Payoff from clean-air rules: Long mountain views

Views in Great Smoky Mountains National Park have improved markedly since the 1990s.
Views in Great Smoky Mountains National Park have improved markedly since the 1990s. National Park Service

North Carolina’s mountains and skylines are emerging from the milky haze that cloaks them in summer, thanks to clean-air rules put in place years ago.

State officials say long-distance views have steadily improved since the 1990s, when state and federal rules began limiting pollutants released by power plants, motor vehicles and industries.

In Great Smoky Mountains National Park, the N.C. Department of Environmental Quality says, average visibility on clear days rose from 54 miles in 1996 to 89 miles in 2014. Even on hazy days, visibility increased from 10 miles to 33 miles.

Bruce O’Connell, owner of the Pisgah Inn on the Blue Ridge Parkway south of Asheville, said views reached their dimmest in the 1980s. Tourists thought, wrongly, that was why they’re called the Smoky Mountains.

O’Connell dates dramatic improvement to 2002, when North Carolina’s Clean Smokestacks Act forced deep cuts in power plant emissions. It’s common now to see the antennae atop South Carolina’s Caesars Head 50 miles from his inn.

“Now they’re fabulous. This is now the norm,” he said of the views from 5,000 feet above sea level. “That means we can influence things if we try.”

The legislation targeted nitrogen oxides, which form the invisible gas ozone that aggravates asthma, and sulfur dioxides that cause the gauzy haze that blurs the mountains and Charlotte’s skyline.

Since the late 1990s, DEQ says, N.C. power plants have cut their sulfur emissions by 94 percent and nitrogen oxide releases by 88 percent.

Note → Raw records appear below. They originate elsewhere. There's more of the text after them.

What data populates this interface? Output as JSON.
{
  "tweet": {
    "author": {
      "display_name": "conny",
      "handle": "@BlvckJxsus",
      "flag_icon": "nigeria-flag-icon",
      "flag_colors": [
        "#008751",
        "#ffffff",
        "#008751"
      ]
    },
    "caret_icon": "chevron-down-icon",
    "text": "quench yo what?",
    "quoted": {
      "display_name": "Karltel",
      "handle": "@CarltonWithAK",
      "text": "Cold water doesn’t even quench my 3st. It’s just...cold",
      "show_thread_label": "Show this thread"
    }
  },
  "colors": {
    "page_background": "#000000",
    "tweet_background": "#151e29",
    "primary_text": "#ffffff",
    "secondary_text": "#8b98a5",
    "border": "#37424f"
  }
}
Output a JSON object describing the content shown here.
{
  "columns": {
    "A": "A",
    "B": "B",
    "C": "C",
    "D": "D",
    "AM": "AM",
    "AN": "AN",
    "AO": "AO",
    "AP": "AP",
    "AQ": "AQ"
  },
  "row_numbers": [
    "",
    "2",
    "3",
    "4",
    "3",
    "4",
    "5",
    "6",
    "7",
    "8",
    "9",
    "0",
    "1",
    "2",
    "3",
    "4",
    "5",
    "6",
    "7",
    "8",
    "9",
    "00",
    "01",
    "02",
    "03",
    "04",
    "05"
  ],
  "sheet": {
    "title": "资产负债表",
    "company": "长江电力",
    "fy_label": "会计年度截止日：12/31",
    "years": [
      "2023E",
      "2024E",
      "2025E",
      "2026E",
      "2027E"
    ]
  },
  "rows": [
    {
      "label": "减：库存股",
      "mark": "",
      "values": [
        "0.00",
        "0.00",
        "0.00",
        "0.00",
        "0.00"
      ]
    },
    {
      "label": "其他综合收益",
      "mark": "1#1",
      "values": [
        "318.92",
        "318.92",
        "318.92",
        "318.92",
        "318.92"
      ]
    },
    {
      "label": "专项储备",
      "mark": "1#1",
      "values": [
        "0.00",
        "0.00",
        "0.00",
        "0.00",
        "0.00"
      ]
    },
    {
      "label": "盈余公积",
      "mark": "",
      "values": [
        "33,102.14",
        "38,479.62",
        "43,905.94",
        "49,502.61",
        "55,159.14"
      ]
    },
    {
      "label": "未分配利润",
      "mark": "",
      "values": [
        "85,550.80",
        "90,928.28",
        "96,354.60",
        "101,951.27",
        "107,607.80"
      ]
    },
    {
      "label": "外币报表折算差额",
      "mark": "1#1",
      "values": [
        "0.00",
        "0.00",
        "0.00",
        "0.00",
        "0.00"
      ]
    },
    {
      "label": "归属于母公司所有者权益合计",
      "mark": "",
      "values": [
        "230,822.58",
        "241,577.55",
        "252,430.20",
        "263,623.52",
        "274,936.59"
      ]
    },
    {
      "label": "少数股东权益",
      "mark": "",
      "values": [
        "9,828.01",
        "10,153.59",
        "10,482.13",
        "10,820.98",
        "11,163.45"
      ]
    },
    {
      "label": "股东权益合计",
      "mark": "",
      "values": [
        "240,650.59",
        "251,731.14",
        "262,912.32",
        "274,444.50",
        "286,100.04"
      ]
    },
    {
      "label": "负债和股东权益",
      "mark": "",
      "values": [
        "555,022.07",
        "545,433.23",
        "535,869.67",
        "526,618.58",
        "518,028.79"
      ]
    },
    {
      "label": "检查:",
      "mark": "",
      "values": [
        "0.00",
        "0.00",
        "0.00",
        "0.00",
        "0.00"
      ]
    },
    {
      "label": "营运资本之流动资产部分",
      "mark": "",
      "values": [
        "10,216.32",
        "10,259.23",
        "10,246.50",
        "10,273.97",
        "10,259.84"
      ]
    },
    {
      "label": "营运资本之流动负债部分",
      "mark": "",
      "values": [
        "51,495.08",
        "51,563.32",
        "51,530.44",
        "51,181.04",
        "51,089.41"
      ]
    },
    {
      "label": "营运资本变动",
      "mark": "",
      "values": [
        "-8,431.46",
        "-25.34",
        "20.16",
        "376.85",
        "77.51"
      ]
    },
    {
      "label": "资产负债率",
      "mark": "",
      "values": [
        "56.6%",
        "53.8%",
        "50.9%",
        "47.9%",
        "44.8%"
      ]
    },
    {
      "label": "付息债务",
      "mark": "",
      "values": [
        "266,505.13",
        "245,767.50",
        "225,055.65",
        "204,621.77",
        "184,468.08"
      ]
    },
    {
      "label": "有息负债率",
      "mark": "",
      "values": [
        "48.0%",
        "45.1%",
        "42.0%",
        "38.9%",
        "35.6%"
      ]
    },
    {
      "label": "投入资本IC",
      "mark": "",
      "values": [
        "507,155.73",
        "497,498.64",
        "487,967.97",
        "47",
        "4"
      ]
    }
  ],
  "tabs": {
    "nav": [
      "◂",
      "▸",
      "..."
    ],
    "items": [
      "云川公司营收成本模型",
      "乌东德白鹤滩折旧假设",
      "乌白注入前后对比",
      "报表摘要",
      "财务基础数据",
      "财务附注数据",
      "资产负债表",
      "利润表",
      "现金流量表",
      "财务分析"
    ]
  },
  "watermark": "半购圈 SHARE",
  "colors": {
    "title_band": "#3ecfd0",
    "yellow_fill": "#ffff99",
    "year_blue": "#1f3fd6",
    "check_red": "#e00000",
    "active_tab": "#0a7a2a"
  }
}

Stricter federal limits on emissions from utilities and industries, and on new cars and trucks, contributed to the cleanup. So did federal requirements for cleaner gasoline and diesel fuel.

“We are literally able to see the improvements in air quality across North Carolina,” said Sheila Holman, state air-quality director. “Clearer air means that residents and visitors are better able to enjoy views of our mountains, coastal waters, urban skylines and other scenic areas.”

Fewer emissions have translated into healthier air. Although Charlotte has suffered six days of unhealthy ozone levels this summer, North Carolina meets all federal air-quality standards for the first time in decades.